Dat er iets mis is blijkt wel uit het opiniestuk van Ana Uribe Sandoval van 24 september, de eerste in een polemiek over de toekomst van de ESHCC en de ESPhil, mijn faculteit. Uribe Sandoval, faculteitsraadsvoorzitter bij de Erasmus School of History, Culture and Communication (ESHCC), schrijft over een bureaucratische organisatie waar praten met elkaar een gepasseerd station lijkt te zijn. Dat is een uiting van disfunctie. Haar verhaal is zorgwekkend. Zij schildert een triest beeld van een bestuurlijke situatie met opgedrongen decanen (let wel: meervoud) en heeft het over een angstcultuur. Tegelijkertijd stelt zij dat positieve signalen over de ontwikkeling van de ESHCC onvoldoende erkend worden.

Dat er sprake is van verstoorde verhoudingen blijkt uit de inzet van een extern forensisch bureau om stiekem in mailboxen van mensen te graven.

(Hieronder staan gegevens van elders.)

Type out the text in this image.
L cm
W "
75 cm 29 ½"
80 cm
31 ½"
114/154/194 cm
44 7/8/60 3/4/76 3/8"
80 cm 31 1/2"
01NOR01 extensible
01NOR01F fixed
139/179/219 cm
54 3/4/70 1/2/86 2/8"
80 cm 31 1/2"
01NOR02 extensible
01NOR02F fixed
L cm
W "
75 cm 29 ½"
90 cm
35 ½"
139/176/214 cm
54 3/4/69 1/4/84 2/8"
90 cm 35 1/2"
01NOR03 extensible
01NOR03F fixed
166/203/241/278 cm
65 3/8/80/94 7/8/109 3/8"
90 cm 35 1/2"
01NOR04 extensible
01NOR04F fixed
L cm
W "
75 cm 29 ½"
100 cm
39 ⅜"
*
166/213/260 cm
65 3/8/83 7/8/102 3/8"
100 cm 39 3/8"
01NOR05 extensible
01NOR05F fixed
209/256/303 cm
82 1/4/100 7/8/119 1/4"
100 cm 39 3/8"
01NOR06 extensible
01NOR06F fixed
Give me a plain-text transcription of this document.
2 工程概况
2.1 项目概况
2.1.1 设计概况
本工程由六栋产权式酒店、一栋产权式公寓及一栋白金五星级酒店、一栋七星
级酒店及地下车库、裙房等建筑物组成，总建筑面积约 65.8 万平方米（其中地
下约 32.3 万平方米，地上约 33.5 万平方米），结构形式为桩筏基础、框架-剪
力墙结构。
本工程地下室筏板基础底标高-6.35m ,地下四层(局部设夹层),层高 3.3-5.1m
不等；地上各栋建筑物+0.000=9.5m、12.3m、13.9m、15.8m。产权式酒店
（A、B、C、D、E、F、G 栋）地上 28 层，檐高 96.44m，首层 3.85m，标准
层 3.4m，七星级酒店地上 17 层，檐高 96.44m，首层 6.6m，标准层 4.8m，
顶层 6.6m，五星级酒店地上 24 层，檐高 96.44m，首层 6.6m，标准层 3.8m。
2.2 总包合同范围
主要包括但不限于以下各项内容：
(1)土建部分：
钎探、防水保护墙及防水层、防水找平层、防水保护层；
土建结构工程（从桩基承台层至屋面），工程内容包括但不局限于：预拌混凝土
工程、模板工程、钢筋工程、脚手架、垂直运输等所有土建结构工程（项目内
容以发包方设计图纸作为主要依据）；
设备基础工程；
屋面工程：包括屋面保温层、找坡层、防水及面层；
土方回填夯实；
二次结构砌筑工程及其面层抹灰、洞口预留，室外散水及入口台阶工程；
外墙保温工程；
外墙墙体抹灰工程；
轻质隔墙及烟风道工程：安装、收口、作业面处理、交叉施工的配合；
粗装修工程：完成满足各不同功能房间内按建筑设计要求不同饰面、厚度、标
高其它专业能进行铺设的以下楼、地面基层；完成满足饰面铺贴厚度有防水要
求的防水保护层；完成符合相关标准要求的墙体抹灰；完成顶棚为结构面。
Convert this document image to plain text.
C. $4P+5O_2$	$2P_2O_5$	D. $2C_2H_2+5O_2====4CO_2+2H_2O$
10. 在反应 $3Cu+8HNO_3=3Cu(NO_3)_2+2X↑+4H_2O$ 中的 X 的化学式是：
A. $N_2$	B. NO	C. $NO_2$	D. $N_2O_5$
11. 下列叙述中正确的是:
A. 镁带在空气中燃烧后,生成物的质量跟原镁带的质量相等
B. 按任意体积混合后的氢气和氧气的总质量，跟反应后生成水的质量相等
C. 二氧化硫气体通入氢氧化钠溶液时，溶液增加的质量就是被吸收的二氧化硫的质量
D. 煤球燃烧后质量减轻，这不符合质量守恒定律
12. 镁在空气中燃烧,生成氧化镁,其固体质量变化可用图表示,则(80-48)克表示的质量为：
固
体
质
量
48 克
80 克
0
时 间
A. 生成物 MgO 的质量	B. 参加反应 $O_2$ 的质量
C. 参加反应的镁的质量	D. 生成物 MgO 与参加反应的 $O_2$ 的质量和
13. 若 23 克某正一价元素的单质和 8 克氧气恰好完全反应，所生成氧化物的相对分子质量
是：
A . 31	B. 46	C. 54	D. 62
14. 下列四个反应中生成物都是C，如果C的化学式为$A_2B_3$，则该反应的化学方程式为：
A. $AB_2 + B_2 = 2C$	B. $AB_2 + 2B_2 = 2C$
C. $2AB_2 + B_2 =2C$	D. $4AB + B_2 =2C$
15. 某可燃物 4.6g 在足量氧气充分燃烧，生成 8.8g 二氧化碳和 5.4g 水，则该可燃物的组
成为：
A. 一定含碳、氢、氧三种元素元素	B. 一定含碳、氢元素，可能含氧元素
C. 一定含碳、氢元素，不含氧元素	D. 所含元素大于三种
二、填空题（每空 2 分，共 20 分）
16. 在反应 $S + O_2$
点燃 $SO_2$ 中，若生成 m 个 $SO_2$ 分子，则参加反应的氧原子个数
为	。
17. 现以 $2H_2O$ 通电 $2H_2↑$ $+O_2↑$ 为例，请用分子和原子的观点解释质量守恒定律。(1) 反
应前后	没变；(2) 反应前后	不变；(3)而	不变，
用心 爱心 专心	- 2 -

Het bureau was in opdracht van het College van Bestuur op zoek naar een klokkenluider, die zich onvoldoende zou herkennen in de acties van het CvB naar aanleiding van een klacht over wetenschappelijke integriteit. Het lijkt mij dat zo’n gang naar de pers niet nodig zou moeten zijn, maar het is wel een optie in een open organisatie. Het past echter niet bij een navelstarende bureaucratie. Die reageert daarop als een gebeten hond. Uribe: “Het is zeer problematisch wanneer een werkgever een omgeving creëert waarin het bekend is dat klagen over het wangedrag van personen die hoger in de pikorde staan, bestraft zal worden met vervolging.”

De voormalige interim-decaan van de Erasmus School of Philosophy Frank van der Duijn Schouten mengt zich in de discussie en stelt zich kwetsbaar op. Vanuit zijn bijbaan als interim-decaan van de ESHCC (naast zijn interim benoeming bij de Erasmus School of Economics), verklaart hij de humanities te willen verdedigen ‘waar nodig tegen de wetenschappers zelf’. Niet echt een uitnodiging tot een open dialoog; integendeel.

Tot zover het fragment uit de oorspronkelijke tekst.